Of course, the child, a dyslexic, has every right to remain anonymous, but not so the hypocritical minister who preaches one dogma whilst practising another – simply because she can afford to.
Labour has closed 117 special needs schools since 1997, insisting that all should be educated in mainstream schools. This has had the unintended effect of forcing schools to find £100,000s for infrastructure improvements and specialist staff to cater for the plethora of divergent needs that these children have, not to mention the adverse effect some special needs children may also have on the education of others.
It is also a little irritating that this minister has not sent her child to a special needs school within the catchment area of the London borough in which she lives, but to a rather more pleasant school in the home counties. It is reported to possess ‘extensive grounds, including a heated swimming pool, and also offers riding and golf’. It teaches just 60 students, offering an enviable student-teacher ratio. So why do our dyslexic children (and those with Asperger's or Tourette's - the list is vast) have to be educated in mainstream schools, while the minister's child enjoys the best that money can buy?

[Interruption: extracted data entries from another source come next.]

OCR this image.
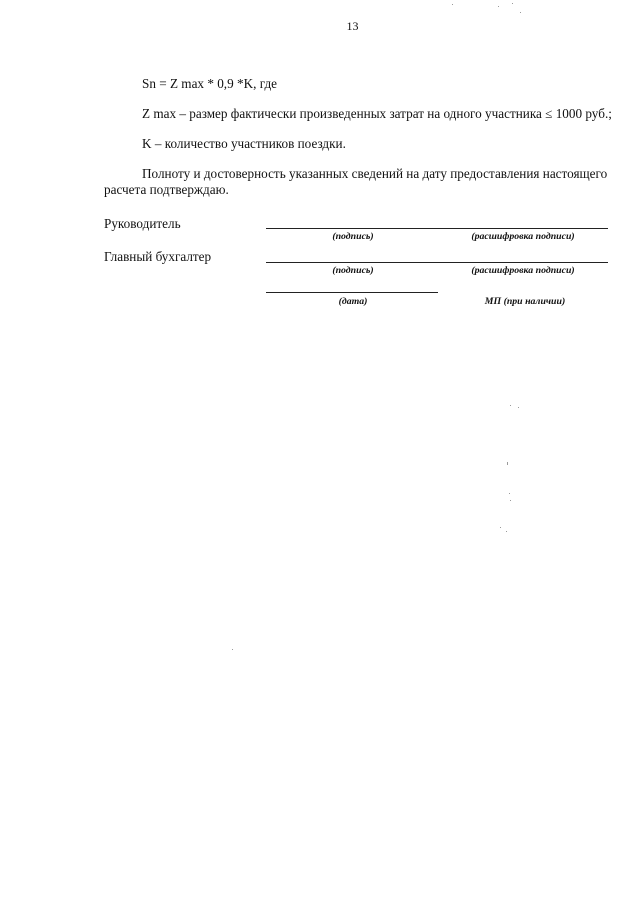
13
Sn = Z max * 0,9 *K, где
Z max – размер фактически произведенных затрат на одного участника ≤ 1000 руб.;
K – количество участников поездки.
Полноту и достоверность указанных сведений на дату предоставления настоящего
расчета подтверждаю.
Руководитель
(подпись)	(расшифровка подписи)
Главный бухгалтер
(подпись)	(расшифровка подписи)
(дата)	МП (при наличии)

Mr Blair’s 10-year focus on ‘Education, Education, Education’ has manifestly failed to deliver, at least to the satisfaction of Ruth Kelly. But then, she is simply following the example of the Prime Minister himself, who sent his own children to a grant-maintained, selective, Catholic school. Harriet Harman also sent one of her children there, and another to a selective grammar school in Bromley; and the left-wing MP Diane Abbott sent her son to the fee-paying City of London school. When one adds the names Paul Boateng, Lord Falconer, and Baroness Symons to the list, one may very justifiably ask why politicians only become aware of the absurdities and inadequacies of their educational dogmatism when the practical outworking begins to directly affect them.
So why, O why, is Her Majesty’s Loyal Opposition embracing such dogma, opposing the introduction of new grammar schools? They have been a formidable engine of social mobility, and a manifest educational success story. Doubtless Mr Cameron’s policy will endure just as long as his own children are of the age they are, and not directly affected. In the meantime, we ordinary folk simply have to put up with the system, and pray for our politicians to be more empathetic of the trials and tribulations they inflict upon us.
Philosophical dogma is only worth spouting when the political consequence is good. That must be the universal aim of all human ethical activity, and it must begin with education, since reasoning is a distinctive human capacity. A life lived according to reason, and aimed at virtue, results in the happiness that comes from fulfilling one's purpose in life. Why should any deficient educational dogma be permitted to interfere with that noble pursuit?